Le débat sur les radars tronçons, ou contrôles de trajectoire, est de nouveau sous les feux des projecteurs en Belgique. Après une récente polémique en Flandre, où le nombre de radars tronçons a considérablement augmenté, le gouvernement flamand souhaite durcir les règles de leur implantation. Cela contraste fortement avec la Wallonie, où le réseau de ces contrôles continue de s'étendre. Cette évolution soulève des questions importantes sur l'efficacité, la justification et les différences régionales en matière de répression routière en Belgique.
Ce qui se passe
En Flandre, une récente augmentation des radars tronçons, douze fois plus nombreux qu'en Wallonie, a conduit à des appels pour une meilleure réglementation. Le gouvernement flamand prévoit d'obliger les communes à justifier plus rigoureusement la pertinence des nouveaux contrôles de trajectoire en matière de sécurité routière. Cette initiative fait suite à des discussions sociétales et à des préoccupations concernant une éventuelle prolifération de ces contrôles. L'objectif est de trouver un équilibre entre la sécurité routière et la perception publique de ces outils de répression. La décision de l'autorité flamande pourrait créer un précédent pour le reste de la Belgique.
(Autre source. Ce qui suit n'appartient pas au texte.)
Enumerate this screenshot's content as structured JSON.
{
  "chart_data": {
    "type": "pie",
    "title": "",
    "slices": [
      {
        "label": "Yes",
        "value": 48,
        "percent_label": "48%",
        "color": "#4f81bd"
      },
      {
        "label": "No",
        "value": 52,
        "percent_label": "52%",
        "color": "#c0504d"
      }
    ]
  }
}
Impact des contrôles de trajectoire sur la sécurité routière
L'efficacité des contrôles de trajectoire pour réduire la vitesse moyenne et le nombre d'accidents est largement reconnue. Cependant, l'expansion rapide dans certaines régions soulève des questions de transparence et de nécessité. Le Parlement flamand a mené divers débats à ce sujet, ce qui a finalement conduit à la modification politique envisagée. La discussion se concentre sur la question de savoir si chaque nouveau radar a un effet positif avéré sur la situation routière locale, ou s'il s'agit d'un « automatisme » dans leur installation.
Contexte
Les radars tronçons mesurent la vitesse moyenne des véhicules sur une certaine distance, contrairement aux radars classiques qui prennent un instantané. Cette méthode est souvent considérée comme plus efficace pour encourager une vitesse constante et plus basse sur une plus longue distance. Historiquement, l'implémentation de tels systèmes en Belgique a été progressive, avec des différences régionales dans l'approche et les priorités. La Police Fédérale et les autorités locales jouent un rôle crucial à cet égard. La controverse en Flandre, rapportée par L'Echo, souligne un besoin croissant d'une approche harmonisée ou, du moins, de directives plus claires pour les autorités régionales.
Ce que cela signifie pour la Belgique
Cette divergence régionale dans la politique des radars tronçons pourrait entraîner un paysage complexe en matière de répression routière en Belgique. Pour les automobilistes, cela signifie que les règles et l'intensité des contrôles peuvent varier considérablement selon la région dans laquelle ils conduisent (Région flamande contre Région wallonne). La discussion pourrait également stimuler un dialogue plus large sur les stratégies nationales de sécurité routière et le rôle de la technologie. Finalement, l'initiative flamande d'exiger des preuves plus strictes pourrait ouvrir la voie à un déploiement plus réfléchi et justifié des contrôles routiers dans toute la Belgique, y compris à Bruxelles.